Which is why both types of CPUs exist for datacenter use nowadays, and neither type has caused the other to go extinct.
 

w00key

Ars Praefectus
5,907
Subscriptor
There are a few workloads where the sea of E cores wins by a factor of ~two. And then there are workloads where the P cores win by a factor of ~two. Which processor is better for you is determined solely by the software you run, and there is no clear cut winner that could be declared once and for all.
My own worst workload, clicking build to running in ~4 minutes on the M3 pro, double that on an 5800X, is both together.

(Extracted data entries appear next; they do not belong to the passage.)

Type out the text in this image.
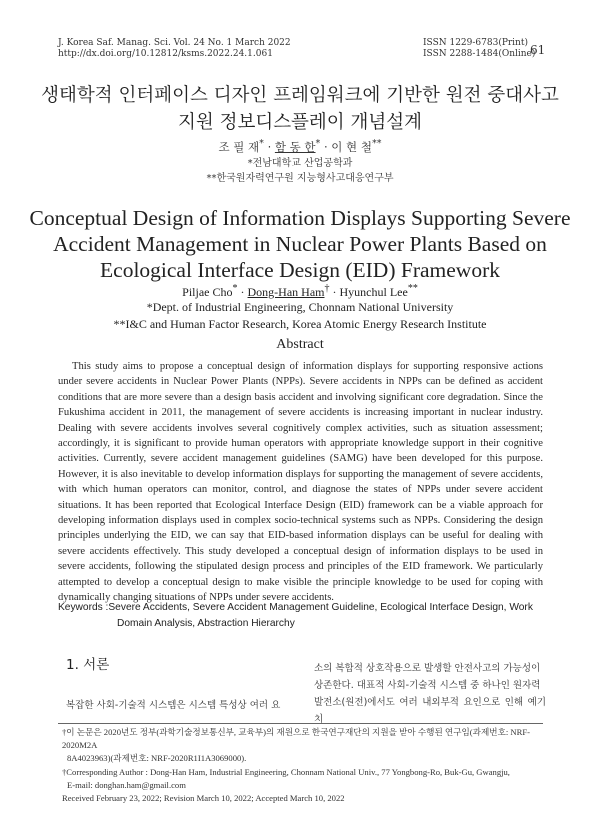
J. Korea Saf. Manag. Sci. Vol. 24 No. 1 March 2022
http://dx.doi.org/10.12812/ksms.2022.24.1.061
ISSN 1229-6783(Print)
ISSN 2288-1484(Online)
61
생태학적 인터페이스 디자인 프레임워크에 기반한 원전 중대사고
지원 정보디스플레이 개념설계
조 필 재* · 함 동 한* · 이 현 철**
*전남대학교 산업공학과
**한국원자력연구원 지능형사고대응연구부
Conceptual Design of Information Displays Supporting Severe
Accident Management in Nuclear Power Plants Based on
Ecological Interface Design (EID) Framework
Piljae Cho* · Dong-Han Ham† · Hyunchul Lee**
*Dept. of Industrial Engineering, Chonnam National University
**I&C and Human Factor Research, Korea Atomic Energy Research Institute
Abstract
This study aims to propose a conceptual design of information displays for supporting responsive actions under severe accidents in Nuclear Power Plants (NPPs). Severe accidents in NPPs can be defined as accident conditions that are more severe than a design basis accident and involving significant core degradation. Since the Fukushima accident in 2011, the management of severe accidents is increasing important in nuclear industry. Dealing with severe accidents involves several cognitively complex activities, such as situation assessment; accordingly, it is significant to provide human operators with appropriate knowledge support in their cognitive activities. Currently, severe accident management guidelines (SAMG) have been developed for this purpose. However, it is also inevitable to develop information displays for supporting the management of severe accidents, with which human operators can monitor, control, and diagnose the states of NPPs under severe accident situations. It has been reported that Ecological Interface Design (EID) framework can be a viable approach for developing information displays used in complex socio-technical systems such as NPPs. Considering the design principles underlying the EID, we can say that EID-based information displays can be useful for dealing with severe accidents effectively. This study developed a conceptual design of information displays to be used in severe accidents, following the stipulated design process and principles of the EID framework. We particularly attempted to develop a conceptual design to make visible the principle knowledge to be used for coping with dynamically changing situations of NPPs under severe accidents.
Keywords :Severe Accidents, Severe Accident Management Guideline, Ecological Interface Design, Work
Domain Analysis, Abstraction Hierarchy
1. 서론
복잡한 사회-기술적 시스템은 시스템 특성상 여러 요
소의 복합적 상호작용으로 발생할 안전사고의 가능성이
상존한다. 대표적 사회-기술적 시스템 중 하나인 원자력
발전소(원전)에서도 여러 내외부적 요인으로 인해 예기치
†이 논문은 2020년도 정부(과학기술정보통신부, 교육부)의 재원으로 한국연구재단의 지원을 받아 수행된 연구임(과제번호: NRF-2020M2A
8A4023963)(과제번호: NRF-2020R1I1A3069000).
†Corresponding Author : Dong-Han Ham, Industrial Engineering, Chonnam National Univ., 77 Yongbong-Ro, Buk-Gu, Gwangju,
E-mail: donghan.ham@gmail.com
Received February 23, 2022; Revision March 10, 2022; Accepted March 10, 2022
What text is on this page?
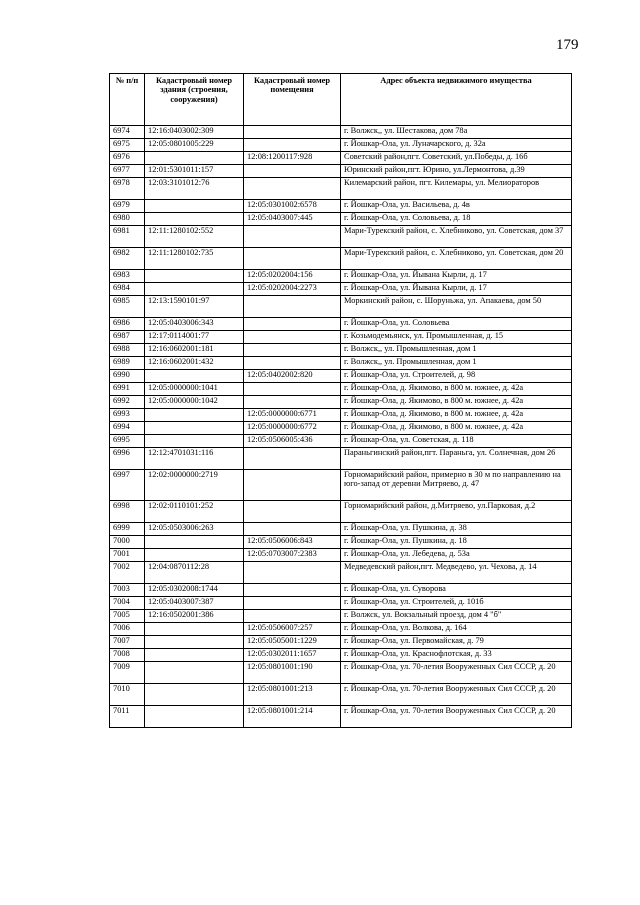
179
№ п/п	Кадастровый номер здания (строения, сооружения)	Кадастровый номер помещения	Адрес объекта недвижимого имущества
6974	12:16:0403002:309		г. Волжск,, ул. Шестакова, дом 78а
6975	12:05:0801005:229		г. Йошкар-Ола, ул. Луначарского, д. 32а
6976		12:08:1200117:928	Советский район,пгт. Советский, ул.Победы, д. 16б
6977	12:01:5301011:157		Юринский район,пгт. Юрино, ул.Лермонтова, д.39
6978	12:03:3101012:76		Килемарский район, пгт. Килемары, ул. Мелиораторов
6979		12:05:0301002:6578	г. Йошкар-Ола, ул. Васильева, д. 4в
6980		12:05:0403007:445	г. Йошкар-Ола, ул. Соловьева, д. 18
6981	12:11:1280102:552		Мари-Турекский район, с. Хлебниково, ул. Советская, дом 37
6982	12:11:1280102:735		Мари-Турекский район, с. Хлебниково, ул. Советская, дом 20
6983		12:05:0202004:156	г. Йошкар-Ола, ул. Йывана Кырли, д. 17
6984		12:05:0202004:2273	г. Йошкар-Ола, ул. Йывана Кырли, д. 17
6985	12:13:1590101:97		Моркинский район, с. Шоруньжа, ул. Апакаева, дом 50
6986	12:05:0403006:343		г. Йошкар-Ола, ул. Соловьева
6987	12:17:0114001:77		г. Козьмодемьянск, ул. Промышленная, д. 15
6988	12:16:0602001:181		г. Волжск,, ул. Промышленная, дом 1
6989	12:16:0602001:432		г. Волжск,, ул. Промышленная, дом 1
6990		12:05:0402002:820	г. Йошкар-Ола, ул. Строителей, д. 98
6991	12:05:0000000:1041		г. Йошкар-Ола, д. Якимово, в 800 м. южнее, д. 42а
6992	12:05:0000000:1042		г. Йошкар-Ола, д. Якимово, в 800 м. южнее, д. 42а
6993		12:05:0000000:6771	г. Йошкар-Ола, д. Якимово, в 800 м. южнее, д. 42а
6994		12:05:0000000:6772	г. Йошкар-Ола, д. Якимово, в 800 м. южнее, д. 42а
6995		12:05:0506005:436	г. Йошкар-Ола, ул. Советская, д. 118
6996	12:12:4701031:116		Параньгинский район,пгт. Параньга, ул. Солнечная, дом 26
6997	12:02:0000000:2719		Горномарийский район, примерно в 30 м по направлению на юго-запад от деревни Митряево, д. 47
6998	12:02:0110101:252		Горномарийский район, д.Митряево, ул.Парковая, д.2
6999	12:05:0503006:263		г. Йошкар-Ола, ул. Пушкина, д. 38
7000		12:05:0506006:843	г. Йошкар-Ола, ул. Пушкина, д. 18
7001		12:05:0703007:2383	г. Йошкар-Ола, ул. Лебедева, д. 53а
7002	12:04:0870112:28		Медведевский район,пгт. Медведево, ул. Чехова, д. 14
7003	12:05:0302008:1744		г. Йошкар-Ола, ул. Суворова
7004	12:05:0403007:387		г. Йошкар-Ола, ул. Строителей, д. 101б
7005	12:16:0502001:386		г. Волжск, ул. Вокзальный проезд, дом 4 "б"
7006		12:05:0506007:257	г. Йошкар-Ола, ул. Волкова, д. 164
7007		12:05:0505001:1229	г. Йошкар-Ола, ул. Первомайская, д. 79
7008		12:05:0302011:1657	г. Йошкар-Ола, ул. Краснофлотская, д. 33
7009		12:05:0801001:190	г. Йошкар-Ола, ул. 70-летия Вооруженных Сил СССР, д. 20
7010		12:05:0801001:213	г. Йошкар-Ола, ул. 70-летия Вооруженных Сил СССР, д. 20
7011		12:05:0801001:214	г. Йошкар-Ола, ул. 70-летия Вооруженных Сил СССР, д. 20
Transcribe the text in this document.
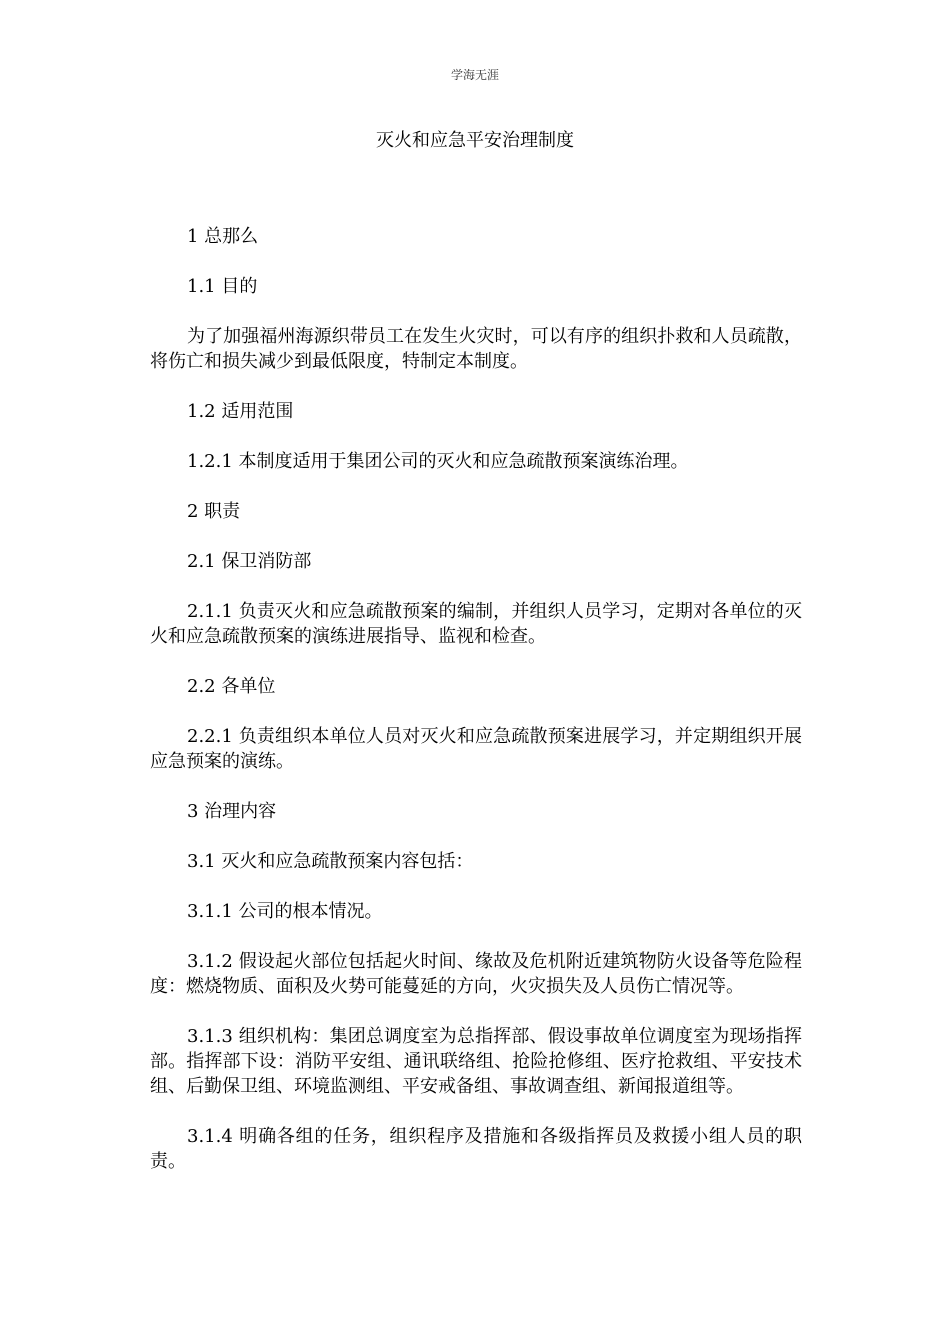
学海无涯
灭火和应急平安治理制度

1 总那么

1.1 目的

为了加强福州海源织带员工在发生火灾时，可以有序的组织扑救和人员疏散，将伤亡和损失减少到最低限度，特制定本制度。

1.2 适用范围

1.2.1 本制度适用于集团公司的灭火和应急疏散预案演练治理。

2 职责

2.1 保卫消防部

2.1.1 负责灭火和应急疏散预案的编制，并组织人员学习，定期对各单位的灭火和应急疏散预案的演练进展指导、监视和检查。

2.2 各单位

2.2.1 负责组织本单位人员对灭火和应急疏散预案进展学习，并定期组织开展应急预案的演练。

3 治理内容

3.1 灭火和应急疏散预案内容包括：

3.1.1 公司的根本情况。

3.1.2 假设起火部位包括起火时间、缘故及危机附近建筑物防火设备等危险程度：燃烧物质、面积及火势可能蔓延的方向，火灾损失及人员伤亡情况等。

3.1.3 组织机构：集团总调度室为总指挥部、假设事故单位调度室为现场指挥部。指挥部下设：消防平安组、通讯联络组、抢险抢修组、医疗抢救组、平安技术组、后勤保卫组、环境监测组、平安戒备组、事故调查组、新闻报道组等。

3.1.4 明确各组的任务，组织程序及措施和各级指挥员及救援小组人员的职责。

Some parallel parts using all the cores, some low threaded parts running on just one or two threads.

Big.little has easily won this race. Apple/Arm does this well, and I think Alder Lake and later or Zen 5 with 5C would do okay too, the only way to find out is another desktop build but I'm not sure there will be one. A Caldigit dock for the MBP is a better use of money, or a big 200 ppi+ monitor with kvm built in.